CONSIDERACIONES DE LA CORTE El fallo de tutela proferido por la Sala de Decisión Penal del Tribunal Superior de Cali no contiene defectos de motivación ni raciocinio, de modo que será confirmado. 1. La Sala de Casación Penal ha sostenido de manera insistente que la acción de tutela no constituye un mecanismo alternativo para atacar, impugnar o censurar las decisiones expedidas dentro de un proceso o actuación administrativa; criterio que reitera en el presente asunto, donde la demanda intenta cuestionar el retiro del esquema de seguridad adoptado por la Dirección de Derechos Humanos del Ministerio de Justicia y del Interior, después de consultar los lineamientos de la Ley 782 de 2002. 2.
También se ha reiterado que excepcionalmente la acción de tutela puede ejercitarse para demandar el amparo de un derecho fundamental que resulta vulnerado, cuando en el curso del proceso el funcionario administrativo actúa y decide de manera arbitraria o caprichosa, o en aquellos eventos en los cuales la decisión es emitida desbordando el ámbito funcional o en forma manifiestamente contraria al ordenamiento jurídico; esto es, cuando se configuran las llamadas vías de hecho, bajo la condición que en tales circunstancias el afectado no disponga de otro medio judicial idóneo para abogar por la vigencia de sus derechos constitucionales, o cuando se interponga como mecanismo transitorio para evitar un perjuicio irremediable.
Descartada la presencia de las características anteriores, la tutela resulta improcedente. 3. En los términos del artículo 86 de Constitución Política, la protección de los derechos fundamentales por medio de la acción de tutela procede “cuando quiera que estos resulten vulnerados o amenazados por la acción o la omisión de cualquier autoridad pública”, o de los particulares en los casos expresamente previstos.
Salvo su protesta abierta por estimar que no debió ser retirado del esquema colectivo de protección, ninguna acción u omisión antijurídica verificable endilga el señor JOSÉ OTÁLVARO OLAYA a la Dirección de Derechos Humanos del Ministerio de Justicia y del Interior; y, sin embargo, aspira a que se declare que no ha existido utilización irregular de los recursos logísticos suministrados, y que se obligue a dicha autoridad a restablecerle el servicio.
Argumentos como los presentados por la accionante son incompatibles con el amparo de tutela.
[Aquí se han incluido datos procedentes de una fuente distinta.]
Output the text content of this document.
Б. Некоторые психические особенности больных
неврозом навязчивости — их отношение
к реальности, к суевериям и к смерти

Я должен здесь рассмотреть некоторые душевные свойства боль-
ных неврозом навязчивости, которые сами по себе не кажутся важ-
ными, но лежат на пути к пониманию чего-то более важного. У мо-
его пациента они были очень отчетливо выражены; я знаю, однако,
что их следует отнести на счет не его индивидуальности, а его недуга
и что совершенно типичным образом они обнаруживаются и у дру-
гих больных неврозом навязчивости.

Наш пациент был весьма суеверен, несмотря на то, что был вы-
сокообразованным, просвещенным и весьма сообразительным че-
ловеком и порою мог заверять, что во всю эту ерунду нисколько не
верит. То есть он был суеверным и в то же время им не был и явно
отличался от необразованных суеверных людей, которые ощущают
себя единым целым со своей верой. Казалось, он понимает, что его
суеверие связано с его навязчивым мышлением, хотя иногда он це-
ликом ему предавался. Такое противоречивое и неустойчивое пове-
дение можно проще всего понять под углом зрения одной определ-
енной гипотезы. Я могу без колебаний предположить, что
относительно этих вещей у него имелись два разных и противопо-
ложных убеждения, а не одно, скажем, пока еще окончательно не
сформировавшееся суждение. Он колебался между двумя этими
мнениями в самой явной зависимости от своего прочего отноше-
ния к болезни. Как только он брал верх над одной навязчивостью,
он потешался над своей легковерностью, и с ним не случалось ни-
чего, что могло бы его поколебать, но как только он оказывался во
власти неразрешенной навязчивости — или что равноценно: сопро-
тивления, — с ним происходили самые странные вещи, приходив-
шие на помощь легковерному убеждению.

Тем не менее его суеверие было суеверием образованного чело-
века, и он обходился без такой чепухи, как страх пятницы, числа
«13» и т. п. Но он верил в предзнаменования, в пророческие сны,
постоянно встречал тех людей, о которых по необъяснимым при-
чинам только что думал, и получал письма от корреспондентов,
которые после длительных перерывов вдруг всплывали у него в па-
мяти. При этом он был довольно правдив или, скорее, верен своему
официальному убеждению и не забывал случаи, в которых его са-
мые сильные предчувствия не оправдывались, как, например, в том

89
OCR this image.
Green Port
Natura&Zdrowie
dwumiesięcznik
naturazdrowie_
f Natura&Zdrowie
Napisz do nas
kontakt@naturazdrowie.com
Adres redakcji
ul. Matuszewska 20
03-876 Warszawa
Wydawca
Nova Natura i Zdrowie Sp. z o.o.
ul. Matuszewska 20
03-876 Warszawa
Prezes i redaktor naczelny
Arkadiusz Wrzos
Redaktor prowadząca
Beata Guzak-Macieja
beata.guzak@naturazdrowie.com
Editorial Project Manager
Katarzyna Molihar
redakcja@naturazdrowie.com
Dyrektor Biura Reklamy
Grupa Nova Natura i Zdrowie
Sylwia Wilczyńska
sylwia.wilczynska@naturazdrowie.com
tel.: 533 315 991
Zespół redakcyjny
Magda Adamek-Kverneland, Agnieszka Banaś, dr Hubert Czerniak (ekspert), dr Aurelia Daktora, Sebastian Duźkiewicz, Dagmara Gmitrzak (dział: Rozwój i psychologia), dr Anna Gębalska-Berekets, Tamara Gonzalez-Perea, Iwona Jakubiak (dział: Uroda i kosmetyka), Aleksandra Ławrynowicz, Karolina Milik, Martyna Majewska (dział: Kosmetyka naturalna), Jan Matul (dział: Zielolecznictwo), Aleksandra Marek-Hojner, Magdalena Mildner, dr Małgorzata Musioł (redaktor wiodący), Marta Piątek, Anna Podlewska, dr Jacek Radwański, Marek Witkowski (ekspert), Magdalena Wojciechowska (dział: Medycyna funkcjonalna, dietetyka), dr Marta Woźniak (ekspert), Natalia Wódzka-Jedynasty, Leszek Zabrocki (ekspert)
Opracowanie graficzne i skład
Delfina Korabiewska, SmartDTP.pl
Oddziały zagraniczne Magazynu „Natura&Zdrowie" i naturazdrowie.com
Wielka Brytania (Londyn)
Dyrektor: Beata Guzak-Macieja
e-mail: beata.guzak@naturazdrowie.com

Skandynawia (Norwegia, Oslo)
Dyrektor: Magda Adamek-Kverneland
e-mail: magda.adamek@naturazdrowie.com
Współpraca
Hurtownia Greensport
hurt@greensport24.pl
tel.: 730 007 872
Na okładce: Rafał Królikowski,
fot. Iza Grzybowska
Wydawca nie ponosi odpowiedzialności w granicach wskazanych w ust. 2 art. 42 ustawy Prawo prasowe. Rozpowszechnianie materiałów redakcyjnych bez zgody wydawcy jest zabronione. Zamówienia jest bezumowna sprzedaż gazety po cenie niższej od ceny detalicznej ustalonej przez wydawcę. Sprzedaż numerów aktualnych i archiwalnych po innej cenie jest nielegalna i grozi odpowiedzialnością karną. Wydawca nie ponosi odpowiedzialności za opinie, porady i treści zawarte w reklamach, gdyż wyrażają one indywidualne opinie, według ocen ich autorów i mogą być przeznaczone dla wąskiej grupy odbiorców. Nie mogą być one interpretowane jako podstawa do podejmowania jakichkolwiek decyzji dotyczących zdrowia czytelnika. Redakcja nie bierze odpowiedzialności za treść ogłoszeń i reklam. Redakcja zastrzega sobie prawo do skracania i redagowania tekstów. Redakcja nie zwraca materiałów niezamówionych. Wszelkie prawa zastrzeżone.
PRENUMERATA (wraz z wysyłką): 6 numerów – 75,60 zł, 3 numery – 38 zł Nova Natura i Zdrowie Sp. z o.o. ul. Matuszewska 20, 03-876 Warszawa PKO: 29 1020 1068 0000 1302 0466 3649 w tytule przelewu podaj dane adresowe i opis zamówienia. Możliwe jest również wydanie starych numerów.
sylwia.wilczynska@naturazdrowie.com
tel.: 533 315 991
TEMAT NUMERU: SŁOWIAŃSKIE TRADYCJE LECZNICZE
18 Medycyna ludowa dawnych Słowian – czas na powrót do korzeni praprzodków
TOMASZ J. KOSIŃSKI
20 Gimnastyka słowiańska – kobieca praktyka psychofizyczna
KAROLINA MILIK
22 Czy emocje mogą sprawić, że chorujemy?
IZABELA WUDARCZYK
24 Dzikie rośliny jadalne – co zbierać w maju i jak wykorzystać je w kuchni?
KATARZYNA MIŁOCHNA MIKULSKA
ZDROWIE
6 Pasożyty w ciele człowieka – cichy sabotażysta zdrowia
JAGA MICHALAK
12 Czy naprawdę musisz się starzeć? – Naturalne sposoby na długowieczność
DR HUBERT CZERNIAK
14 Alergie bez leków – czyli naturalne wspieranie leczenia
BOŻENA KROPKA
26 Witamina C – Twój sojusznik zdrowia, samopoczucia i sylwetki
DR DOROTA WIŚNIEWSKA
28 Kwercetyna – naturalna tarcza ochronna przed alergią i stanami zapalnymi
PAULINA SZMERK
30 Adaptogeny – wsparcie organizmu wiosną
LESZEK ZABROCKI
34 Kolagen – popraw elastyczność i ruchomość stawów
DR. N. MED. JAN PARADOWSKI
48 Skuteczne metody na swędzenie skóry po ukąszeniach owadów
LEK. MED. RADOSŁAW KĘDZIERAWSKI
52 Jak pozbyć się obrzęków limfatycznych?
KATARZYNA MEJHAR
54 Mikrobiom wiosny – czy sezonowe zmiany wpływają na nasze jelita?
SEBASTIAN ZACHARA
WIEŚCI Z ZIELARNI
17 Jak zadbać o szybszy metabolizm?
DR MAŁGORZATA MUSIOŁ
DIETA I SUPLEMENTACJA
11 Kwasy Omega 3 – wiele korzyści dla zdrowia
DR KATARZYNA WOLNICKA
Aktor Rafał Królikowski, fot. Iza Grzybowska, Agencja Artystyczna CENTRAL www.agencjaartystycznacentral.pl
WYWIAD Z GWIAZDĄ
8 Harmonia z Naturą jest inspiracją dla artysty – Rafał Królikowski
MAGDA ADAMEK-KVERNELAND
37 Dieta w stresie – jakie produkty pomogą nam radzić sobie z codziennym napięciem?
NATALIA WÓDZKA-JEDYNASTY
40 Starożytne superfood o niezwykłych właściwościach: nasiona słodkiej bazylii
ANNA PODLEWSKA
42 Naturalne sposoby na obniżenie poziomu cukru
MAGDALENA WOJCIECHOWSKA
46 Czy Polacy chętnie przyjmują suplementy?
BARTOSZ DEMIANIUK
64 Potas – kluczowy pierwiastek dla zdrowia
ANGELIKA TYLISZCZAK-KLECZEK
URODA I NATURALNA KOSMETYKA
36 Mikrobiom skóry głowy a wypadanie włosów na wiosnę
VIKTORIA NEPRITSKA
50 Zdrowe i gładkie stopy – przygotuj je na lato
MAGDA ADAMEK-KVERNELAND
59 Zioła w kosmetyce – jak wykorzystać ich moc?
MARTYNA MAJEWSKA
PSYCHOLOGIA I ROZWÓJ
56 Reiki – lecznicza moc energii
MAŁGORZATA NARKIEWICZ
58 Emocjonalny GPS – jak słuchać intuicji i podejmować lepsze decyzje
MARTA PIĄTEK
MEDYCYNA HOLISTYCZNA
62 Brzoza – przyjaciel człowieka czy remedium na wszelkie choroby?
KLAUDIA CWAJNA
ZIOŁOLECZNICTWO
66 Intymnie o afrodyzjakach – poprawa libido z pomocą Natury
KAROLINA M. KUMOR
De tiempo atrás la Sala ha venido reiterando que las discrepancias del actor respecto de la interpretación y aplicación de la ley pertinente a un asunto judicial o administrativo, o sobre la valoración de los medios de convicción hecha por los funcionarios competentes, debe plantearlas exclusivamente en el escenario que le es propio, en este evento ante el Ministerio del Interior y de Justicia mientras se adelantaban los trámites pertinentes. 4.
Es evidente que la Dirección de Derechos Humanos del Ministerio del Interior y de Justicia no ha incurrido en ninguna extralimitación, ni en actuaciones arbitrarias o inconsultas, sino que la decisión de retirar al señor JOSÉ OTÁLVARO OLAYA del esquema de protección dispuesto para las directivas del Sindicato de Trabajadores Agrícolas y Pecuarios del Valle del Cauca –SINTRAGRICOVAL-, fue adoptada después de verificar el mal uso general de los recursos suministrados, y previa intervención del afectado, a quien se hizo partícipe en la búsqueda de mecanismos para poner fin a las irregularidades, pese a lo cual éstas continuaron ocurriendo.
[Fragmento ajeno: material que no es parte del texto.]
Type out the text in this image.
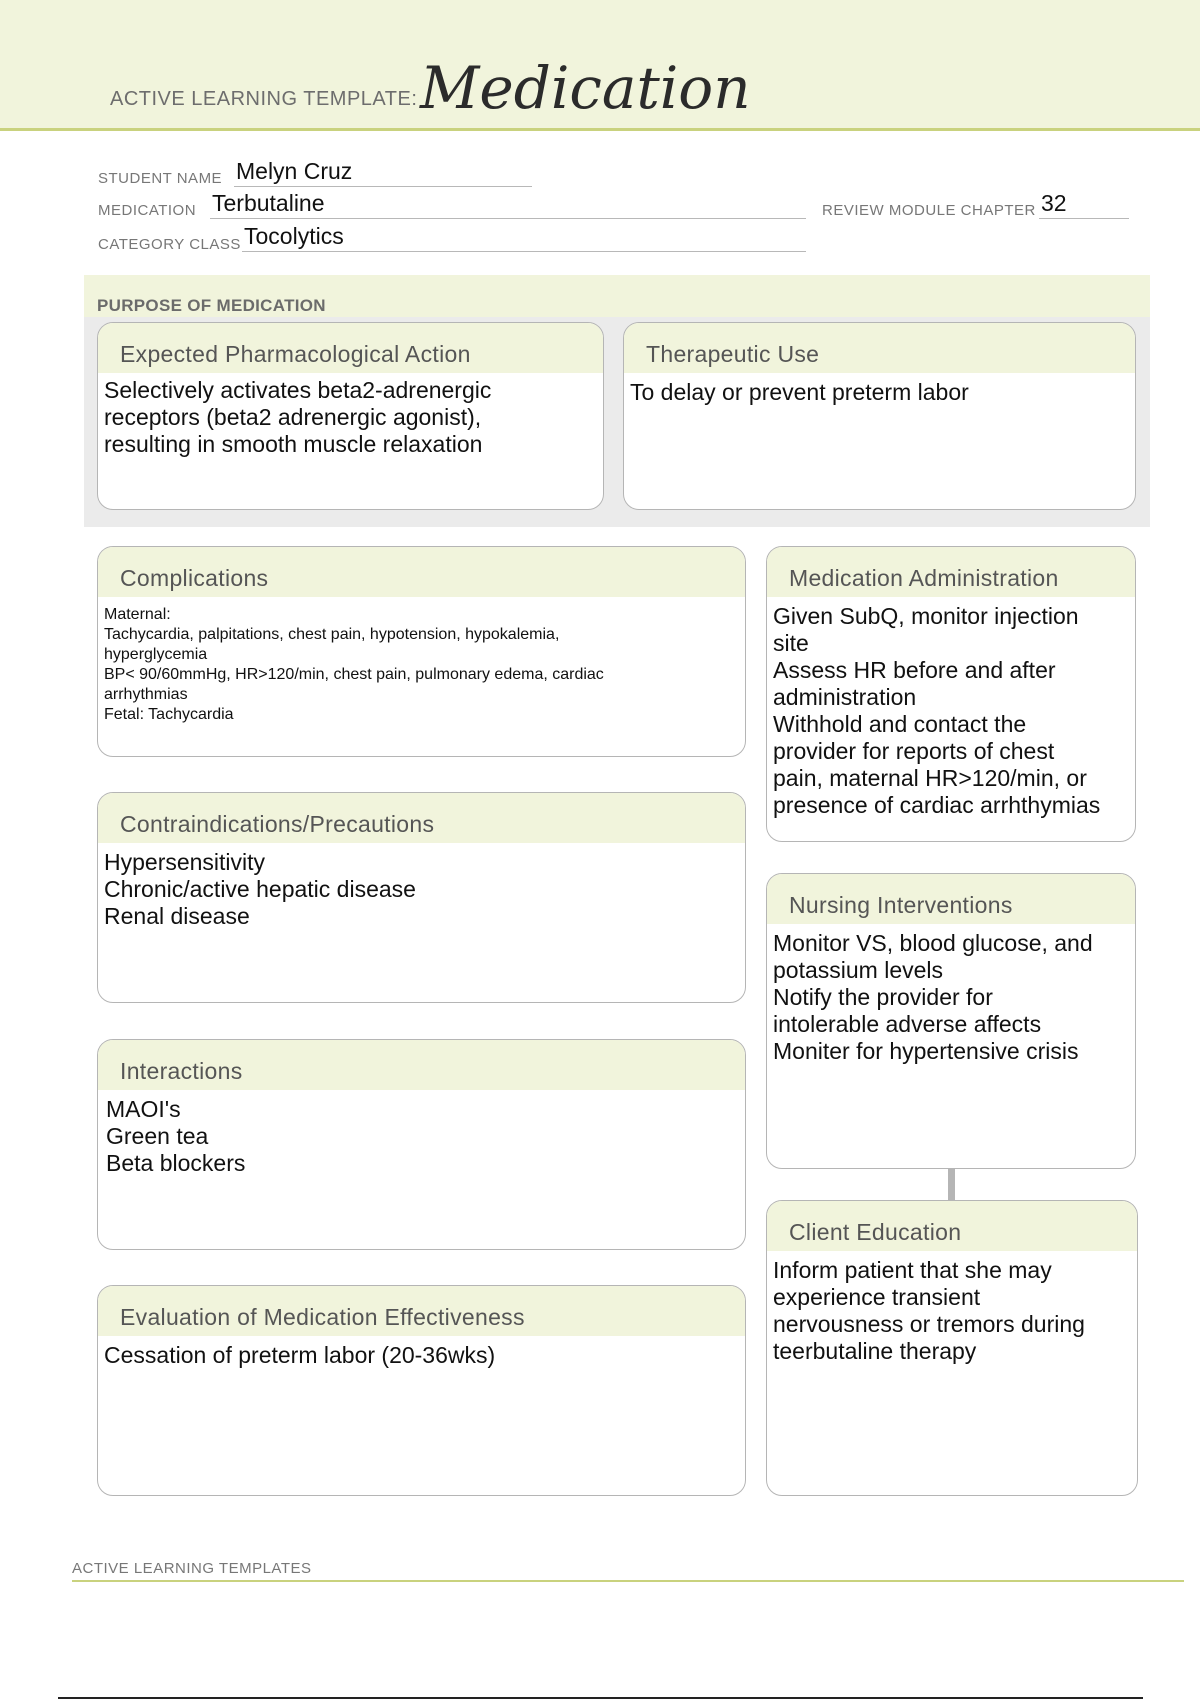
ACTIVE LEARNING TEMPLATE: Medication
STUDENT NAME Melyn Cruz
MEDICATION Terbutaline	REVIEW MODULE CHAPTER 32
CATEGORY CLASS Tocolytics
PURPOSE OF MEDICATION
Expected Pharmacological Action
Selectively activates beta2-adrenergic
receptors (beta2 adrenergic agonist),
resulting in smooth muscle relaxation
Therapeutic Use
To delay or prevent preterm labor
Complications
Maternal:
Tachycardia, palpitations, chest pain, hypotension, hypokalemia,
hyperglycemia
BP< 90/60mmHg, HR>120/min, chest pain, pulmonary edema, cardiac
arrhythmias
Fetal: Tachycardia
Contraindications/Precautions
Hypersensitivity
Chronic/active hepatic disease
Renal disease
Interactions
MAOI's
Green tea
Beta blockers
Evaluation of Medication Effectiveness
Cessation of preterm labor (20-36wks)
Medication Administration
Given SubQ, monitor injection
site
Assess HR before and after
administration
Withhold and contact the
provider for reports of chest
pain, maternal HR>120/min, or
presence of cardiac arrhthymias
Nursing Interventions
Monitor VS, blood glucose, and
potassium levels
Notify the provider for
intolerable adverse affects
Moniter for hypertensive crisis
Client Education
Inform patient that she may
experience transient
nervousness or tremors during
teerbutaline therapy
ACTIVE LEARNING TEMPLATES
Es que, según lo verificado, la iniciativa de revisar la destinación de los recursos del programa de protección no nació en el Ministerio del Interior y de Justicia, sino en el seno del propio sindicato, pues fueron sus integrantes quienes alertaron sobre las irregularidades detectadas, al punto que, inclusive, algunos asociados están de acuerdo con la improcedencia de la presente acción de tutela. 5.
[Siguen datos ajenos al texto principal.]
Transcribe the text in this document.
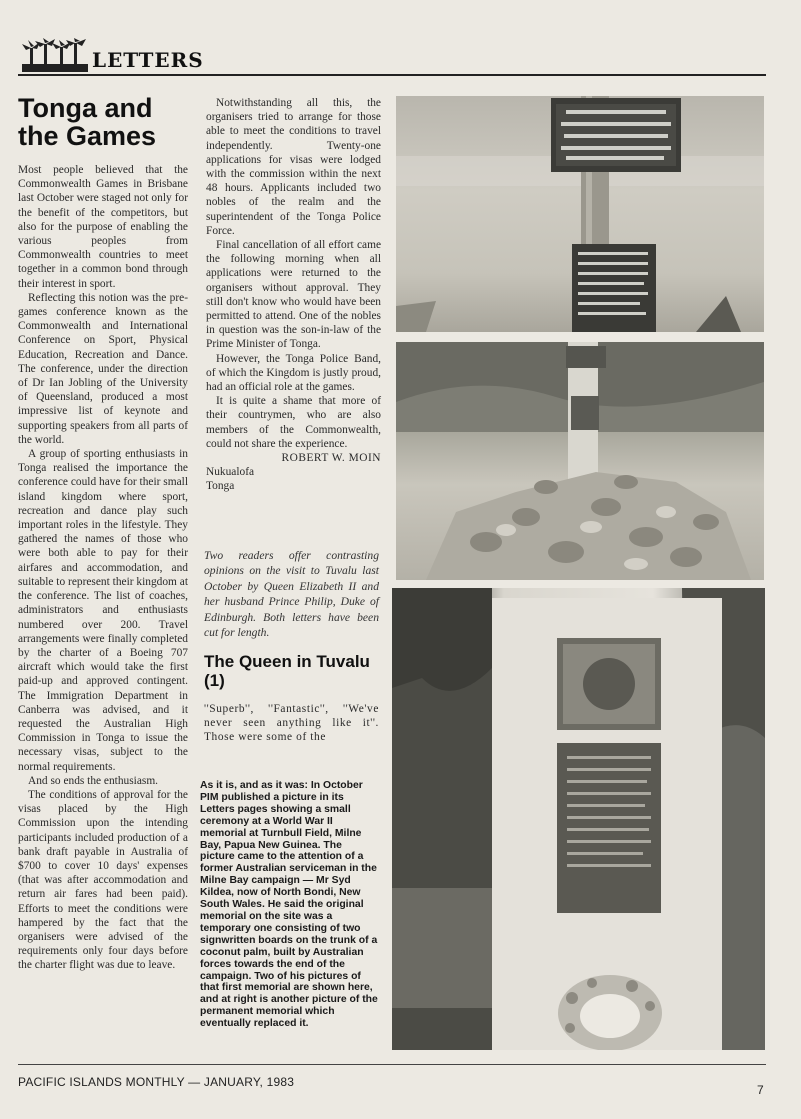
LETTERS
Tonga and the Games

Most people believed that the Commonwealth Games in Brisbane last October were staged not only for the benefit of the competitors, but also for the purpose of enabling the various peoples from Commonwealth countries to meet together in a common bond through their interest in sport.

Reflecting this notion was the pre-games conference known as the Commonwealth and International Conference on Sport, Physical Education, Recreation and Dance. The conference, under the direction of Dr Ian Jobling of the University of Queensland, produced a most impressive list of keynote and supporting speakers from all parts of the world.

A group of sporting enthusiasts in Tonga realised the importance the conference could have for their small island kingdom where sport, recreation and dance play such important roles in the lifestyle. They gathered the names of those who were both able to pay for their airfares and accommodation, and suitable to represent their kingdom at the conference. The list of coaches, administrators and enthusiasts numbered over 200. Travel arrangements were finally completed by the charter of a Boeing 707 aircraft which would take the first paid-up and approved contingent. The Immigration Department in Canberra was advised, and it requested the Australian High Commission in Tonga to issue the necessary visas, subject to the normal requirements.

And so ends the enthusiasm.

The conditions of approval for the visas placed by the High Commission upon the intending participants included production of a bank draft payable in Australia of $700 to cover 10 days' expenses (that was after accommodation and return air fares had been paid). Efforts to meet the conditions were hampered by the fact that the organisers were advised of the requirements only four days before the charter flight was due to leave.

Notwithstanding all this, the organisers tried to arrange for those able to meet the conditions to travel independently. Twenty-one applications for visas were lodged with the commission within the next 48 hours. Applicants included two nobles of the realm and the superintendent of the Tonga Police Force.

Final cancellation of all effort came the following morning when all applications were returned to the organisers without approval. They still don't know who would have been permitted to attend. One of the nobles in question was the son-in-law of the Prime Minister of Tonga.

However, the Tonga Police Band, of which the Kingdom is justly proud, had an official role at the games.

It is quite a shame that more of their countrymen, who are also members of the Commonwealth, could not share the experience.

ROBERT W. MOIN
Nukualofa
Tonga
Two readers offer contrasting opinions on the visit to Tuvalu last October by Queen Elizabeth II and her husband Prince Philip, Duke of Edinburgh. Both letters have been cut for length.
The Queen in Tuvalu (1)

''Superb'', ''Fantastic'', ''We've never seen anything like it''. Those were some of the

As it is, and as it was: In October PIM published a picture in its Letters pages showing a small ceremony at a World War II memorial at Turnbull Field, Milne Bay, Papua New Guinea. The picture came to the attention of a former Australian serviceman in the Milne Bay campaign — Mr Syd Kildea, now of North Bondi, New South Wales. He said the original memorial on the site was a temporary one consisting of two signwritten boards on the trunk of a coconut palm, built by Australian forces towards the end of the campaign. Two of his pictures of that first memorial are shown here, and at right is another picture of the permanent memorial which eventually replaced it.
PACIFIC ISLANDS MONTHLY — JANUARY, 1983
7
Es preciso aclarar que no se trata de una decisión destinada a afectar la actividad sindical, pues como el esquema de protección se concedió en forma colectiva, únicamente le fue retirado a OTÁLVARO OLAYA, no así a los otros dignatarios de la Junta Directiva de SINTRAGRICOVAL, por lo cual no se vislumbra la manera como puedan afectarse los derechos de asociación sindical, ni las gestiones propias de dicha agremiación. 6.
Se precisa recordar que la acción de tutela deviene impropia cuando se alega el presunto quebrantamiento de algún derecho fundamental, cuyo restablecimiento era imperioso buscar al interior del proceso administrativo o judicial, mediante los mecanismos allí dispuestos, mas no por la vía de la acción de tutela que, por su naturaleza residual y subsidiaria, no es constitutiva de una instancia adicional y menos puede utilizarse a manera de instrumento paralelo o alternativo desquiciador de los procedimientos ordinarios. 7.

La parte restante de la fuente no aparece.